Filmlexikon.
Hogarth-Klausel
Produktion

Hogarth-Klausel

Hogarth's Act
Murnau AI illustration
film production principal photography shooting production in house production

Britisches Gesetz von 1735 zur Urheberschaft von Kunstwerken — schützte Künstler vor unbefugten Reproduktionen. Präzedenzfall für visuelles Eigentum im Film.

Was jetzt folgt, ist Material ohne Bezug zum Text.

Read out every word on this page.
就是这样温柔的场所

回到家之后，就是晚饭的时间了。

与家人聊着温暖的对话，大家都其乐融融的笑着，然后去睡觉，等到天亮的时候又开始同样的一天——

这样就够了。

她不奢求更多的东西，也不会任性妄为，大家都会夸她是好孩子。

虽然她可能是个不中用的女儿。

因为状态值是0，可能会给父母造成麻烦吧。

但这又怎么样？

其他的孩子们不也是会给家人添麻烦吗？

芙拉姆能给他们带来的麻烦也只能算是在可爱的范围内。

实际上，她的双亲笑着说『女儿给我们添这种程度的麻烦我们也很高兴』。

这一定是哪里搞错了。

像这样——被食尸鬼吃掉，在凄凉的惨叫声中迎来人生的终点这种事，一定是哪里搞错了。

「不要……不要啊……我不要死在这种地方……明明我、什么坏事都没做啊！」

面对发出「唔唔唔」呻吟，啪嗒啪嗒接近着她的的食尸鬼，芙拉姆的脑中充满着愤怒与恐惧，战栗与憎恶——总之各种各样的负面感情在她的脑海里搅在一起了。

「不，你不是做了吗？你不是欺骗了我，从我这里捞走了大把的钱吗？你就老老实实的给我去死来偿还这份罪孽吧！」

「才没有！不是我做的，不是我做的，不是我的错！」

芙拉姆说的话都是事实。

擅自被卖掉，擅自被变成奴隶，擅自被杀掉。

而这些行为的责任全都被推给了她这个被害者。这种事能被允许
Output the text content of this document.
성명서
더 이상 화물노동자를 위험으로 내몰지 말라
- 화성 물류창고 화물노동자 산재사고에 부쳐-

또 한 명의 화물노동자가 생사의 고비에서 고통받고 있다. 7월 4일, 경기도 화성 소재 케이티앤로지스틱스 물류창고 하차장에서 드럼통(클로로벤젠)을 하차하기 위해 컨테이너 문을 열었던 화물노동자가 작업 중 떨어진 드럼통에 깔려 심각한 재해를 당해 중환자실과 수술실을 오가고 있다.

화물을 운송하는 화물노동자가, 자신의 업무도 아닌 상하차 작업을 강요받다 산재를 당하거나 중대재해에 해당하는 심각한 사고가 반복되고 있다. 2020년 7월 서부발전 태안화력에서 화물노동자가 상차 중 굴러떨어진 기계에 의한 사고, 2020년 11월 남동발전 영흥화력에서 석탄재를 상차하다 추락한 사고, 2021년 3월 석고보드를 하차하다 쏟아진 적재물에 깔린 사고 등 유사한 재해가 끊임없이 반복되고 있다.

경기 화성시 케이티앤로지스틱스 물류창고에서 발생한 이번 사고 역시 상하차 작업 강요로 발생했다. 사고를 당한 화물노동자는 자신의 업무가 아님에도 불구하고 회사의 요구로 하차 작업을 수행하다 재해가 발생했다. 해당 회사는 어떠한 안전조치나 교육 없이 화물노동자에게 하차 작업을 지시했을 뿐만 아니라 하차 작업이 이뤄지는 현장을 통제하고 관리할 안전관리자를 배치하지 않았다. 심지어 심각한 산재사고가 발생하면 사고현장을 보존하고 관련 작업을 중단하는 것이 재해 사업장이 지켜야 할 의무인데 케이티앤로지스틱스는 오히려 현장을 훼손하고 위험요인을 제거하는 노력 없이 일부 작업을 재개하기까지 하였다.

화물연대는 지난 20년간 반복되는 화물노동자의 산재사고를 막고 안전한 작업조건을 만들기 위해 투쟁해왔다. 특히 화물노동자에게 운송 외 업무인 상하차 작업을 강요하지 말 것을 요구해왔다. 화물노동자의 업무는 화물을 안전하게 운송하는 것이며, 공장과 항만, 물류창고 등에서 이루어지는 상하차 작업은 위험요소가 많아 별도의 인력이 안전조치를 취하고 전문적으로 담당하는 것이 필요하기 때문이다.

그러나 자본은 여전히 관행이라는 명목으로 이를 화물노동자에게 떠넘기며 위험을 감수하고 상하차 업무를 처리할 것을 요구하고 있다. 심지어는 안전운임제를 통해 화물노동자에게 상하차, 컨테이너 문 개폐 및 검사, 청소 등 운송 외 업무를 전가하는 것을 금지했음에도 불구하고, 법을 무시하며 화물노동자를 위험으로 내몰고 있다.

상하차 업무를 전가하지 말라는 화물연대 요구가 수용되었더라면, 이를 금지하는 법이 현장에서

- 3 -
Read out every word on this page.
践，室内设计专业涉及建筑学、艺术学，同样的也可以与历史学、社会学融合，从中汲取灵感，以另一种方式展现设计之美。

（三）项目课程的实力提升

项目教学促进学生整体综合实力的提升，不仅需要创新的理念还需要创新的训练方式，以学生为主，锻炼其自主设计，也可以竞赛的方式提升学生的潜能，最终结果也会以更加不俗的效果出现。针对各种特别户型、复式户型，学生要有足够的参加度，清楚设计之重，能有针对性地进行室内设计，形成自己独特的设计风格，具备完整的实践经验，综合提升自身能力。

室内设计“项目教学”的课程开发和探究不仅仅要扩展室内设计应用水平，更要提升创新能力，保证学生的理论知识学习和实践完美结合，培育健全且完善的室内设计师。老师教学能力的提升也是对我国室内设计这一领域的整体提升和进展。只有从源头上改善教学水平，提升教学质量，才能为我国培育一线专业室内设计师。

Wer am Set mit Bildrechten, Kunstwerk-Reproduktionen oder dem Schutz eigener visueller Kompositionen konfrontiert wird, stößt unweigerlich auf die historischen Wurzeln dieser Frage — und die führen zurück zu William Hogarth und seinem Gesetz von 1735. Der britische Maler und Grafiker kämpfte damals gegen Raubkopien seiner Kupferstiche, die Verleger ungestraft nachdruckten. Sein Erfolg schuf das erste verbindliche Rechtsrahmenwerk für visuelle Originalität — ein Precedent, das später ins Filmrecht einfließen würde.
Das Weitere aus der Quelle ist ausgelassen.